BOYD - How does BOYD work? - Cloud Archaeologist

BOYD uses local AWS command line session profiles to access CUR parquet files in S3. Minimal BOYD settings require a CUR bucket, the region where the bucket is deployed and an AWS command line profile that has access to the bucket.

Once configured, BOYD will identify the CUR report version (1.0, 2.0 or FOCUS) and the columns available in your dataset. There may be hundreds of columns and you will likely only need a fraction of them depending on your use case. Select the schema columns of interest and if you are not sure about a column’s contents, the S3 CUR Explorer allows you to browse summary statistics of columns directly from your reports in S3 to preview values.

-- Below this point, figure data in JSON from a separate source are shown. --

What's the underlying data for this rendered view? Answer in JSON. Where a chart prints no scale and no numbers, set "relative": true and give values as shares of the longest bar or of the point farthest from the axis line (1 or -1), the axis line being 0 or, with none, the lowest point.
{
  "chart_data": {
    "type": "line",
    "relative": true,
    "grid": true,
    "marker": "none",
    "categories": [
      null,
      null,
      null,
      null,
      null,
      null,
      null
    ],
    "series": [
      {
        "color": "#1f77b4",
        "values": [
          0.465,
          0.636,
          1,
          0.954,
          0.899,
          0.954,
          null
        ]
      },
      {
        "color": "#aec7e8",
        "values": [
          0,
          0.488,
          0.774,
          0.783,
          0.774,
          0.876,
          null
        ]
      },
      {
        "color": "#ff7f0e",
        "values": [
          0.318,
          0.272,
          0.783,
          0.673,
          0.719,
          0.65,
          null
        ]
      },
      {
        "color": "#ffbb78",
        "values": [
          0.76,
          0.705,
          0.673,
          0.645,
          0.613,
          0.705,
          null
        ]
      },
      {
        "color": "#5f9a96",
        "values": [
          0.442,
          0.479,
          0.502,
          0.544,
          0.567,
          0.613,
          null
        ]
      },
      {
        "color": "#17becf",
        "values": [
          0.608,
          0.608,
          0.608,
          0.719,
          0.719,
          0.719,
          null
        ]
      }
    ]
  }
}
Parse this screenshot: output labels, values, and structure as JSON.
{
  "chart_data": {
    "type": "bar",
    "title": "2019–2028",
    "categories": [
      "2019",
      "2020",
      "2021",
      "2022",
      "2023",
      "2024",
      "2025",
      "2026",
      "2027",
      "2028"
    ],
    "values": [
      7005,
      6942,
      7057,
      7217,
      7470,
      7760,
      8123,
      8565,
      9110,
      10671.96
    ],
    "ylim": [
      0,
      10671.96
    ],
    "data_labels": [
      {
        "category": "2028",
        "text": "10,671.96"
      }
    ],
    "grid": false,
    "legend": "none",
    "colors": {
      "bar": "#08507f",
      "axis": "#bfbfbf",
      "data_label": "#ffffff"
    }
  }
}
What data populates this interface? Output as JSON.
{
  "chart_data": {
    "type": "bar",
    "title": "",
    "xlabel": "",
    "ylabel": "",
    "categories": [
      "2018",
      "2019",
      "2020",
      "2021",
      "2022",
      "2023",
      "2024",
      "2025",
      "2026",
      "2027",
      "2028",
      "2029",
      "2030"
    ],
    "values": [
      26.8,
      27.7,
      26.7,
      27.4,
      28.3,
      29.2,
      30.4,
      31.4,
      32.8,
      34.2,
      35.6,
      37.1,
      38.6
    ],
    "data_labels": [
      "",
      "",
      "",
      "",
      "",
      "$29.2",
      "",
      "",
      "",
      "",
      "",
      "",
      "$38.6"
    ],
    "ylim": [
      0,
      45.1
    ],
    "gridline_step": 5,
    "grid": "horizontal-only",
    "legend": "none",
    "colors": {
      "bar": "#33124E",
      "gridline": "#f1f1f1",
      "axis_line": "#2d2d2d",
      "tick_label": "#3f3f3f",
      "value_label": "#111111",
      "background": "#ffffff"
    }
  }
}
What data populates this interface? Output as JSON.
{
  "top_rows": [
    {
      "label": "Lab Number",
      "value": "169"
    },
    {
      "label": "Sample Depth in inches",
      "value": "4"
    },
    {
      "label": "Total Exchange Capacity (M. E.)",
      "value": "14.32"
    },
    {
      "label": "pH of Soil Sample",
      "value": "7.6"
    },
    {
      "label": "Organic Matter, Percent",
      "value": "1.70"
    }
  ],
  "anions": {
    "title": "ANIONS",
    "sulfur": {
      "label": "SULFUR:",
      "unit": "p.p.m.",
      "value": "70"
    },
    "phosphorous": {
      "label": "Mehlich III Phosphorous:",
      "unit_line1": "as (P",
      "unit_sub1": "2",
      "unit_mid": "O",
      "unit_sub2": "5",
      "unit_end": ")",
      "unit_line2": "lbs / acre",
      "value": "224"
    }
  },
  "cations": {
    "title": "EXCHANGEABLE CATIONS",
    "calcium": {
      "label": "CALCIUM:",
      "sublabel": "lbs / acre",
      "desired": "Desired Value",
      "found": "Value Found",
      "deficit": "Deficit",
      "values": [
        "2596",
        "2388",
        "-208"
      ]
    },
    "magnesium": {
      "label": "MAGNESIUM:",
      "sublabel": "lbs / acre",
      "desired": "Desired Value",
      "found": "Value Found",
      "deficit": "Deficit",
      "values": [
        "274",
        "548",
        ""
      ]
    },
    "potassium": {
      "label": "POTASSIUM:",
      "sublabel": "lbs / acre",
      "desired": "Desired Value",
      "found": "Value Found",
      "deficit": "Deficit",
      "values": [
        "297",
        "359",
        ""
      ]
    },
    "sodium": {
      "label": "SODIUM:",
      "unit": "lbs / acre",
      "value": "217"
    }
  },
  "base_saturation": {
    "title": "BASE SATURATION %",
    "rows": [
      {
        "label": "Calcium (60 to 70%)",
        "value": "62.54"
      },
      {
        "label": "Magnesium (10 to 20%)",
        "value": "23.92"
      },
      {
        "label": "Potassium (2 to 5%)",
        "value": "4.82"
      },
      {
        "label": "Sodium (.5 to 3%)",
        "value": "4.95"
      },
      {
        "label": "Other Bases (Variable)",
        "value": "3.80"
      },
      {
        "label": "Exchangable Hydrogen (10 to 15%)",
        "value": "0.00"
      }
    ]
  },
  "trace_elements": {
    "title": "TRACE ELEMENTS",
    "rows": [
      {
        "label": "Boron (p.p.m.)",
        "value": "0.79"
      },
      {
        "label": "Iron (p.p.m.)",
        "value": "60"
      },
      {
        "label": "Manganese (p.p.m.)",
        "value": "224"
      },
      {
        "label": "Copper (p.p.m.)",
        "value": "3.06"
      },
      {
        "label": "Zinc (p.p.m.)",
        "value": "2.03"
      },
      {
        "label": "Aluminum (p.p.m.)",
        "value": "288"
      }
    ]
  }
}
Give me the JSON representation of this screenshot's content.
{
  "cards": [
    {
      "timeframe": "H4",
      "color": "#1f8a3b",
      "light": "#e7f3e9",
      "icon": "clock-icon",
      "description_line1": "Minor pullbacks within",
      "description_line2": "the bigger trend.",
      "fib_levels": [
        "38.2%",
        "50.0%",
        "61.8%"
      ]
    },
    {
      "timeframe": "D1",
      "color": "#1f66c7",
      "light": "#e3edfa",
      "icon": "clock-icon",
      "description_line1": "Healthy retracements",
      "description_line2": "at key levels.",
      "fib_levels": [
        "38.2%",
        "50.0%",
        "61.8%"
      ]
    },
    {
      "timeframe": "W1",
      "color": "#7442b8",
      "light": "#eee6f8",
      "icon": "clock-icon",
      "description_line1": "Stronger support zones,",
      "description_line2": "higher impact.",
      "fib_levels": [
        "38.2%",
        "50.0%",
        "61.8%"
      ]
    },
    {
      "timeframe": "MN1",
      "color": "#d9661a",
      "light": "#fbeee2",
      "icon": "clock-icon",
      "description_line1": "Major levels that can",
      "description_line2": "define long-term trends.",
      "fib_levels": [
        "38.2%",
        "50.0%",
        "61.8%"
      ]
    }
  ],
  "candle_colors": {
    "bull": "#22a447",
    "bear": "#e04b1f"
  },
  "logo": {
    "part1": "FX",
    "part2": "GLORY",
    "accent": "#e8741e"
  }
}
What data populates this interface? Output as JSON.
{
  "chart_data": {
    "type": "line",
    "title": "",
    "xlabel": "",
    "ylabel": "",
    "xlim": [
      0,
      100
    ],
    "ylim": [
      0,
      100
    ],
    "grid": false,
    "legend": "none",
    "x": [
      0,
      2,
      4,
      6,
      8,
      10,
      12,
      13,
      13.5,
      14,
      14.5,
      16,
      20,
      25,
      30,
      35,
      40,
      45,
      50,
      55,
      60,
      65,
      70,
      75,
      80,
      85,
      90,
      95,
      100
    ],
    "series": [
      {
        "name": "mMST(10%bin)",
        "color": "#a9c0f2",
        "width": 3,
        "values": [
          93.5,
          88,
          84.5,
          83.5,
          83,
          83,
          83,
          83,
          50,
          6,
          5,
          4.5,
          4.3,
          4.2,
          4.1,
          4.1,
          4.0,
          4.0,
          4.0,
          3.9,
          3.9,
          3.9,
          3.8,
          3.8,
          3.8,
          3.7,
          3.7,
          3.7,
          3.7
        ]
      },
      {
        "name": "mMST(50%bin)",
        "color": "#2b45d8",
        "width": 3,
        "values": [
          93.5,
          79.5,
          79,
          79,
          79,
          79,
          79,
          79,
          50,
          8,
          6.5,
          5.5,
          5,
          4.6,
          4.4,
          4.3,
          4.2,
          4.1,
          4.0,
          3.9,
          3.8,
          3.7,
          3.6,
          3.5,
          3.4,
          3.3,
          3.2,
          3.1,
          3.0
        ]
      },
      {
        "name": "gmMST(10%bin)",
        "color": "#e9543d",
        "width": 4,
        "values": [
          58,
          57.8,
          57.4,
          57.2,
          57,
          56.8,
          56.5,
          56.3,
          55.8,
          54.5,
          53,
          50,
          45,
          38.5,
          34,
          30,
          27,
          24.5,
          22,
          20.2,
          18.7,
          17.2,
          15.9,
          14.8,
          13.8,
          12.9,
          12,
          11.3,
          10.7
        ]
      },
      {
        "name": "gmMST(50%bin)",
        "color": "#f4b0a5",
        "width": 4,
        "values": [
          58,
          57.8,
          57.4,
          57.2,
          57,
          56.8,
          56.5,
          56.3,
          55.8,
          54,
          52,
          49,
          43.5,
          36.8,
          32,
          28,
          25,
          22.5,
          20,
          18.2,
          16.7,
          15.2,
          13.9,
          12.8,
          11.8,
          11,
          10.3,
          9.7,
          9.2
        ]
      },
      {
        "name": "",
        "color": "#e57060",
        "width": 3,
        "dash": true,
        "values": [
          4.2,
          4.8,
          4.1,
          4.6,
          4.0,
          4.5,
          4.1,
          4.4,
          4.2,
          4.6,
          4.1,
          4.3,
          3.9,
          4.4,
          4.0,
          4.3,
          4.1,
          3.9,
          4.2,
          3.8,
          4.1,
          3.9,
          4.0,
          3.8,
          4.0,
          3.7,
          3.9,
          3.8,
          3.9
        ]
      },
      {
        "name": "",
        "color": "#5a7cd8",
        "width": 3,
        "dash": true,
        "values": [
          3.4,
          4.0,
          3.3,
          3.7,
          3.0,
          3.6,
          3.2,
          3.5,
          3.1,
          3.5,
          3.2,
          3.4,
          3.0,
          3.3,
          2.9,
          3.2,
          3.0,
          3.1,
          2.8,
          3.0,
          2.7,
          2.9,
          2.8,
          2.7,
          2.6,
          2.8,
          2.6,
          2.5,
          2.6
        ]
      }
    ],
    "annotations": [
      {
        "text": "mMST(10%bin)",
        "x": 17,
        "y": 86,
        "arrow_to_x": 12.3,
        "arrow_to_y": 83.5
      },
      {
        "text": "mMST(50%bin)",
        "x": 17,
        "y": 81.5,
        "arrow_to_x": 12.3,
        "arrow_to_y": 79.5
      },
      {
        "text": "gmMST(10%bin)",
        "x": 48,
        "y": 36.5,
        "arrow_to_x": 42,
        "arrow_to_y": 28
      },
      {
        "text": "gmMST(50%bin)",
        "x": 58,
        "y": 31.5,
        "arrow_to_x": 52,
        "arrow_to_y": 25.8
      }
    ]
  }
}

CUR reports are typically massive in width and length: lots of columns and lots of rows. Schema selection helps reduce the width while the date columns (_end_date/_start_date/PeriodStart/PeriodEnd) will impact the length. For example, if you only need monthly reporting visibility and use other means for your daily trend visibility, only including bill_billing_period_start_date/BillPeriodStart and excluding the other _start_date/_end_date/PeriodStart/PeriodEnd columns, the size of the BOYD collected dataset will be reduced. Not surprisingly, including line_item_usage_start_date/ChargePeriodStart on an hourly CUR report will dramatically increase the size of your collected dataset.

With your schema selected, return to the home page, select a billing period and BOYD will collect the data from S3. From there you can start to explore your inventory, identify classification strategies to apply more context to your data, and explore the reporting and analysis capabilities.